In the first post I explore some possibilities, and finally I obtain "a function to randomly permutate a generic list with O(n) complexity", properly encapsulated to work on immutable data (ie, it is side-effect free).
In the second post, I make it uniformely distributed.
The code is in F#, I hope you don't mind!
Good luck.
EDIT: I don't have a formal proof, but intuition tells me that the complexity of such an algorithm cannot be lower than O(n). I'd really appreciate seeing it done faster!
Bruno Reis
2009-11-07 01:51:47
it's 3 a.m. here, i'm afraid i can't understand it now.. =)
Ante B.
2009-11-07 01:53:51
Yeah, I know how you feel... same timezone here!
Bruno Reis
2009-11-07 02:07:35
recursion in second article is simple.. i think i could use it..
Ante B.
2009-11-07 02:09:21
All permutations must be possible, and re-arranging an array into a derangement (that is, a permutation `p` for which `p(k) != k` for all `k`) requires that every element be visited. Hence O(n) worst case. Or is that still not formal enough?
Steve Jessop
2009-11-07 03:25:32
Also O(n) average case by the same proof, come to think of it, since IIRC the proportion of permutations of (1...n) which are derangements approaches 1/e as n approaches infinity.
Steve Jessop
2009-11-07 03:27:00
A:
A simple way to randomise the order is to make a new list of the correct size (20 in your case), iterate over the first list, and add each element in a random position to the second list. If the random position is already filled, put it in the next free position.
I think this pseudocode is correct:
list newList
foreach (element in firstList)
int position = Random.Int(0, firstList.Length - 1)

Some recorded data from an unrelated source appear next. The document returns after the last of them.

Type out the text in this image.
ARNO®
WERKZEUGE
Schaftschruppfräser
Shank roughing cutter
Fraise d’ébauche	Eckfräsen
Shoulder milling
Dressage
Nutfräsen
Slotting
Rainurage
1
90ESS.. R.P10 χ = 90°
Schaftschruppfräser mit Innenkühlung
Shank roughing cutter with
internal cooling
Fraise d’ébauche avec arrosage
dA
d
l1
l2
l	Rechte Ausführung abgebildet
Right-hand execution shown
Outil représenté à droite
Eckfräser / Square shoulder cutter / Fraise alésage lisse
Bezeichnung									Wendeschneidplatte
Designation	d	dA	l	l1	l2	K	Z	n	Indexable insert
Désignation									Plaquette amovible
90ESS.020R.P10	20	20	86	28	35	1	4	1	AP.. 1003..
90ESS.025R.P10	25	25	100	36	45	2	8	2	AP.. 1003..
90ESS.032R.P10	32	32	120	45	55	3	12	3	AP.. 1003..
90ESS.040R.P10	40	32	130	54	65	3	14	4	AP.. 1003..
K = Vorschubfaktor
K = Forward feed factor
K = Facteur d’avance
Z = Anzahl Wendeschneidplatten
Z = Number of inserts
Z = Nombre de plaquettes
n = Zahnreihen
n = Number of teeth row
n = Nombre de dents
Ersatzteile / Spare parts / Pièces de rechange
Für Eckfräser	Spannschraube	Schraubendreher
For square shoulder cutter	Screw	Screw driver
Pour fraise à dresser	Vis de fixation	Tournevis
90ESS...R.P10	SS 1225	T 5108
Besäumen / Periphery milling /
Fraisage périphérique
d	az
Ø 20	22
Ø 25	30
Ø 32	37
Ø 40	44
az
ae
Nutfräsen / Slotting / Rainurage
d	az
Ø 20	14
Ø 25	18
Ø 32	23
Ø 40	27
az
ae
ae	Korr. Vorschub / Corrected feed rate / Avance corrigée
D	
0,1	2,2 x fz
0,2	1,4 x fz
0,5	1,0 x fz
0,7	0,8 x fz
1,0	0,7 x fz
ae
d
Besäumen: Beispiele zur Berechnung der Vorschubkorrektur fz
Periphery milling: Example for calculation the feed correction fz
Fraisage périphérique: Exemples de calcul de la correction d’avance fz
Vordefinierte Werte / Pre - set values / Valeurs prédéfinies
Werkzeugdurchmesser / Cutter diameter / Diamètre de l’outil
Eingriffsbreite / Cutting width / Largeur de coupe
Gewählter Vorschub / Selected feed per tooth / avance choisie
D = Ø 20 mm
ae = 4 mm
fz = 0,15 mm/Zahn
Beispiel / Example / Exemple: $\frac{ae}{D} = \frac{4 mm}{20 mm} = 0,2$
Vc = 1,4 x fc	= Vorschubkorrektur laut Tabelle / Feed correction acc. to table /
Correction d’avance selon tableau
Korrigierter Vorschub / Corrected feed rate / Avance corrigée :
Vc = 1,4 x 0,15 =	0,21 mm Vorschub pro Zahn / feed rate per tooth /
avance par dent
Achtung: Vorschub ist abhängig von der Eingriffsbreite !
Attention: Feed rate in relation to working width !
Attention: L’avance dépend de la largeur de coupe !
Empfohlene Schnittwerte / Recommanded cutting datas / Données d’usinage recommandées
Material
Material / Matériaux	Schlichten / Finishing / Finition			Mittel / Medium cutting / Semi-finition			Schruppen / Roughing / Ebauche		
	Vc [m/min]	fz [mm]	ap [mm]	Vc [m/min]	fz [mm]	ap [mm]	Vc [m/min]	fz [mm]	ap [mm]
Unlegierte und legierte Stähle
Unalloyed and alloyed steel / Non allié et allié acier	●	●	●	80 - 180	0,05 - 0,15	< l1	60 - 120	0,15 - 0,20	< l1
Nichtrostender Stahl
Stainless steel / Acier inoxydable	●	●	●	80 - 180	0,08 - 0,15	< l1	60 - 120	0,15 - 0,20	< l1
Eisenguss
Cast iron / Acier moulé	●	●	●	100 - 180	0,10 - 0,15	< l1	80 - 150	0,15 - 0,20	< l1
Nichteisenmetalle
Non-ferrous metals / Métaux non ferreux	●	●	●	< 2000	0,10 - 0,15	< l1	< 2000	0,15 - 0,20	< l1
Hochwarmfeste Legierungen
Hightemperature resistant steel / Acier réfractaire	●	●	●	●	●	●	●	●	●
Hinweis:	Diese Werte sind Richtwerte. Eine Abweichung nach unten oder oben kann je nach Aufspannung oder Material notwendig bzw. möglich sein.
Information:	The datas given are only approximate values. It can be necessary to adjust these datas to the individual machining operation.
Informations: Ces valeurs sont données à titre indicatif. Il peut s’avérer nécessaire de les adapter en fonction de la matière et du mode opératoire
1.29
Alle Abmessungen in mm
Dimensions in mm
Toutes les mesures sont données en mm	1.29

while (newList[position] != null)
position = (position + 1) % firstList.Length
newList[position] = element
EDIT: so it turns out that this answer isn't actually that good. It is neither particularly fast, nor particularly random. Thankyou for your comments. For a good answer, please scroll back to the top of the page :-)
David Johnstone
2009-11-07 02:15:23
In the worst case this algorithm is O(n^2) (ie, if your random number generator says "1, 1, 1, 1, 1, 1, 1, ...", I let you calculate the rest), not very optimized.
Bruno Reis
2009-11-07 02:23:29
Putting items in the next free position makes it less random. The items will keep their original order more than in a truly random shuffle. To fix that you would have to pick a new random position when a position is taken, which of course makes it a lot slower.
Guffa
2009-11-07 03:00:56
That's a good point Guffa. I'd never realised that. Thanks. At least I've learnt something here :-)
David Johnstone
2009-11-07 03:19:20
+1
A:
Probably someone already implemented the shuffling for you. For example, in Python you can use random.shuffle, in C++ random_shuffle, and in PHP shuffle.
Roberto Bonvallet
2009-11-07 02:32:47
Surprisingly, in PHP it is called `shuffle` :) I'll update my answer.
Roberto Bonvallet
2009-11-07 14:08:43